Harrington hoping for Dubs to edge it in close game

All-Ireland Build Up

Pádraig Harrington:   “ I wouldn’t enjoy the match if Dublin had an easy win. I’d rather see the challenge and Dublin come out on top.”  Photograph Brenda Fitzsimons

Pádraig Harrington: “ I wouldn’t enjoy the match if Dublin had an easy win. I’d rather see the challenge and Dublin come out on top.” Photograph Brenda Fitzsimons

Fri, Sep 20, 2013, 15:24


Pádraig Harrington is well able to empathise with the disappointment of generations of Mayo fans. His father Paddy was a full-back for Cork in the 1950s and, despite reaching two All-Ireland senior football finals, never came away with a winner’s medal.

Harrington himself played football for his school, Coláiste Éanna, and for Ballyboden St Enda’s in Dublin, before focusing on golf. He still makes a point of telling people he played his last game (which his team lost) in Croke Park.

“I would have been 16 at the time. It was in my last year of school; I captained my school team in one of the schools finals.”

That day he was playing centre-back and marking a young Dessie Farrell. “He was as good then as he was when he played for Dublin. He ran rings around me and I certainly knew that day that golf was my game.”

Harrington has always had a fondness for Cork, but he’s a Dub first and foremost. “As much as I would have an affinity with Cork, there’s no doubt I was brought up a Dub and always am a Dub. There’s no question about that.”

What he’s hoping for on Sunday is “a really, really close match that Dublin win”.

He remembers days out in Croke Park when he was younger, watching games from Hill 16 with the scouts, but when his golf career took off, he had fewer opportunities to enjoy the GAA.

“Once you go professional, you’re travelling the world and basically you don’t have anybody to discuss the matches with, so you end up – and I hate to say this – but I would spend more time now talking about soccer and rugby because they’re international sports, and if Ireland play against any of the home nations I can find another Scot or an English fan or Welsh fan to have a bet with.”

But he says now, thanks to his 10-year-old son, his interest in football has been rekindled. “My son loves it . . . I went to the semi-final and I’m going to the final because my son dearly loves to go. It’s a big deal for him.”

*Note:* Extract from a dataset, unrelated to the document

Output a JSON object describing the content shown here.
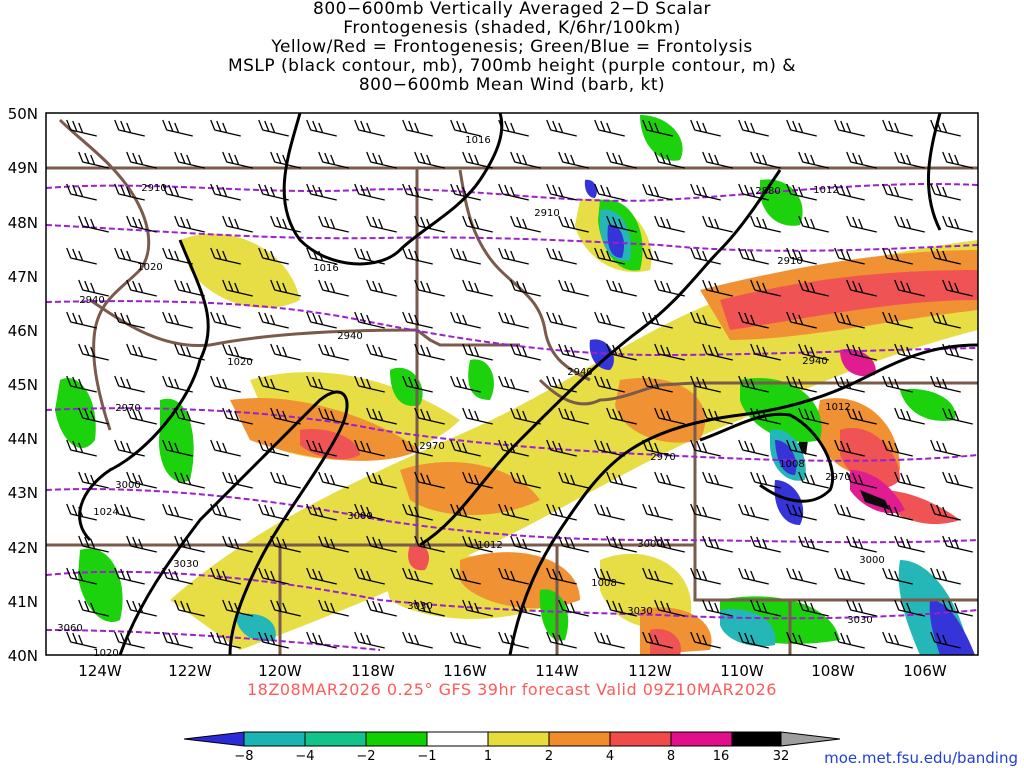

But Harrington also wants to see a good game. “The Kerry game was brilliant for me, exciting, it was right to the wire. I wouldn’t enjoy the match if Dublin had an easy win. I’d rather see the challenge and Dublin come out on top . . . I kind of predict that’s the way it will go. It will be very, very tight and I think Dublin’s fitness will get them across the line.”

And what of the hardship of successive Mayo teams, the seemingly endless string of All-Ireland disappointments? “That’s a good story but let them beat somebody else next year, not Dublin.”